I cut out of self-hatred and pain,
Why must I in darkness remain.
Please help me I need to escape my ways,
Before the Grime Reaper to my soul in slaves.
Where am I, I can not see,
The darkness has consumed my soul and slowly tainted my sanity.
What is that horrible scream?
Its my own, What do u mean?
Is this me, the one in pain,
I am truly going insane.
Questioning everything I do,
To stop my life! I wonder if I could go threw.
To go threw with ending my life,
For the thrust of blood I grab the knife.
No I must not,
Is this the only way for me to get caught.
Maybe then the darkness will fade,
Or maybe the answers lie within the razor blade.
I am so lost, I can not find,
A single consistent thought except for cutting in my mind.
Why won’t you help me in my hour of need?
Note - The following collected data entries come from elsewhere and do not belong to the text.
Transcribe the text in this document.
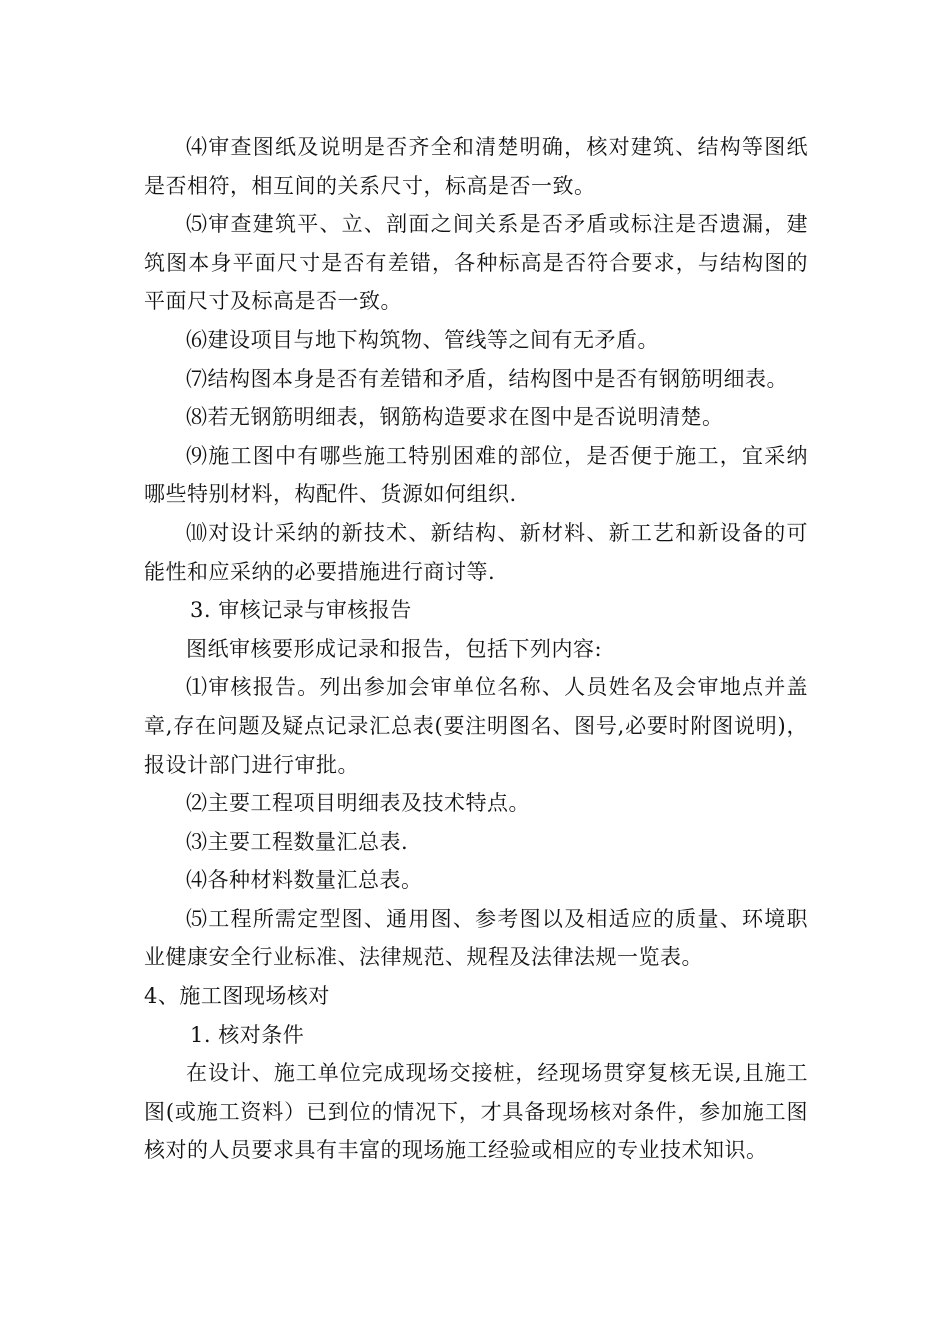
⑷审查图纸及说明是否齐全和清楚明确，核对建筑、结构等图纸是否相符，相互间的关系尺寸，标高是否一致。

⑸审查建筑平、立、剖面之间关系是否矛盾或标注是否遗漏，建筑图本身平面尺寸是否有差错，各种标高是否符合要求，与结构图的平面尺寸及标高是否一致。

⑹建设项目与地下构筑物、管线等之间有无矛盾。

⑺结构图本身是否有差错和矛盾，结构图中是否有钢筋明细表。

⑻若无钢筋明细表，钢筋构造要求在图中是否说明清楚。

⑼施工图中有哪些施工特别困难的部位，是否便于施工，宜采纳哪些特别材料，构配件、货源如何组织.

⑽对设计采纳的新技术、新结构、新材料、新工艺和新设备的可能性和应采纳的必要措施进行商讨等.

3. 审核记录与审核报告

图纸审核要形成记录和报告，包括下列内容:

⑴审核报告。列出参加会审单位名称、人员姓名及会审地点并盖章,存在问题及疑点记录汇总表(要注明图名、图号,必要时附图说明)，报设计部门进行审批。

⑵主要工程项目明细表及技术特点。

⑶主要工程数量汇总表.

⑷各种材料数量汇总表。

⑸工程所需定型图、通用图、参考图以及相适应的质量、环境职业健康安全行业标准、法律规范、规程及法律法规一览表。

4、施工图现场核对

1. 核对条件

在设计、施工单位完成现场交接桩，经现场贯穿复核无误,且施工图(或施工资料）已到位的情况下，才具备现场核对条件，参加施工图核对的人员要求具有丰富的现场施工经验或相应的专业技术知识。
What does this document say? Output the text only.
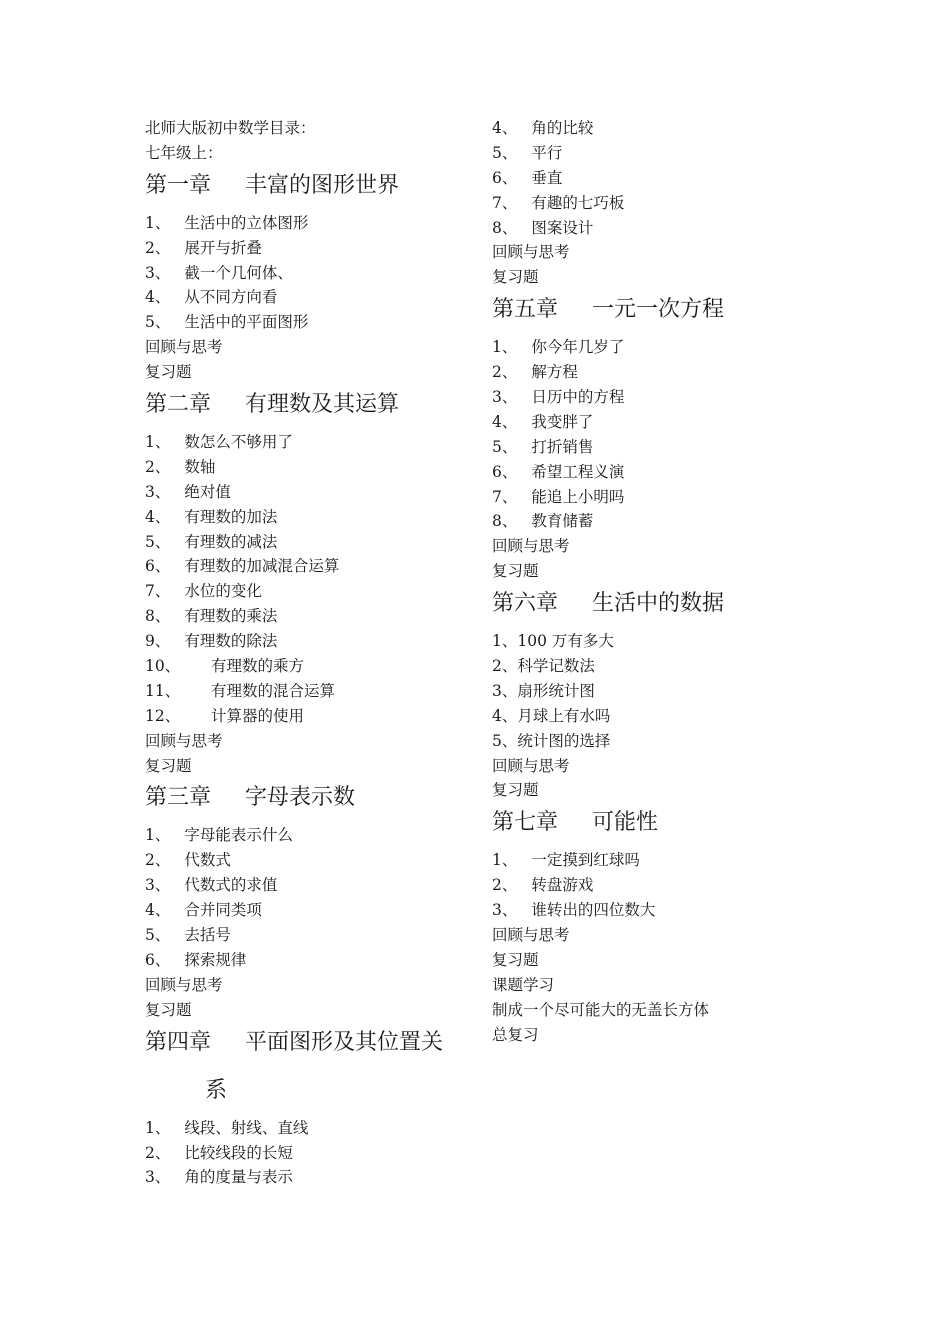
北师大版初中数学目录：
七年级上：
第一章 丰富的图形世界
1、 生活中的立体图形
2、 展开与折叠
3、 截一个几何体、
4、 从不同方向看
5、 生活中的平面图形
回顾与思考
复习题
第二章 有理数及其运算
1、 数怎么不够用了
2、 数轴
3、 绝对值
4、 有理数的加法
5、 有理数的减法
6、 有理数的加减混合运算
7、 水位的变化
8、 有理数的乘法
9、 有理数的除法
10、 有理数的乘方
11、 有理数的混合运算
12、 计算器的使用
回顾与思考
复习题
第三章 字母表示数
1、 字母能表示什么
2、 代数式
3、 代数式的求值
4、 合并同类项
5、 去括号
6、 探索规律
回顾与思考
复习题
第四章 平面图形及其位置关
系
1、 线段、射线、直线
2、 比较线段的长短
3、 角的度量与表示
4、 角的比较
5、 平行
6、 垂直
7、 有趣的七巧板
8、 图案设计
回顾与思考
复习题
第五章 一元一次方程
1、 你今年几岁了
2、 解方程
3、 日历中的方程
4、 我变胖了
5、 打折销售
6、 希望工程义演
7、 能追上小明吗
8、 教育储蓄
回顾与思考
复习题
第六章 生活中的数据
1、100 万有多大
2、科学记数法
3、扇形统计图
4、月球上有水吗
5、统计图的选择
回顾与思考
复习题
第七章 可能性
1、 一定摸到红球吗
2、 转盘游戏
3、 谁转出的四位数大
回顾与思考
复习题
课题学习
制成一个尽可能大的无盖长方体
总复习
Are you waiting for me to cave and bleed?
I see you turning away,
Is there nothing you have to say?
Why have you turned your back on me?
Is there something in me that you can only see?
I am a failure, I will not succeed,
I cannot resist it anymore I need to bleed.
I am so conflicted,
How can I find refuge and comfront in a wound self-inflicted.
I feel so numb to my surroundings,
I no longer hear my heart’s pounding.
Then I glance and see a light,
Could this be my shining knight?
Are you here to stop the pain?
Or are you an illusion I cannot obtain.
This stranger now comes closer to me,
But his face I still cannot see.
Just as soon as he arrived he vanished and left me,
Back in the dark my only hope was but an illusion how can this be…
I give up you all win,
I grab the knife and dig in.
I carve betrayed and alone into my pale, scarred arm,
This is what you wanted, why do seem so alarmed.
Congradulations you have won,
I can no longer feel the sun.
As I now lay dieing,
All I hear is my constant crying.
On this night I pass away,
My fears and pain now did stray.
But in the darkness I will always stay!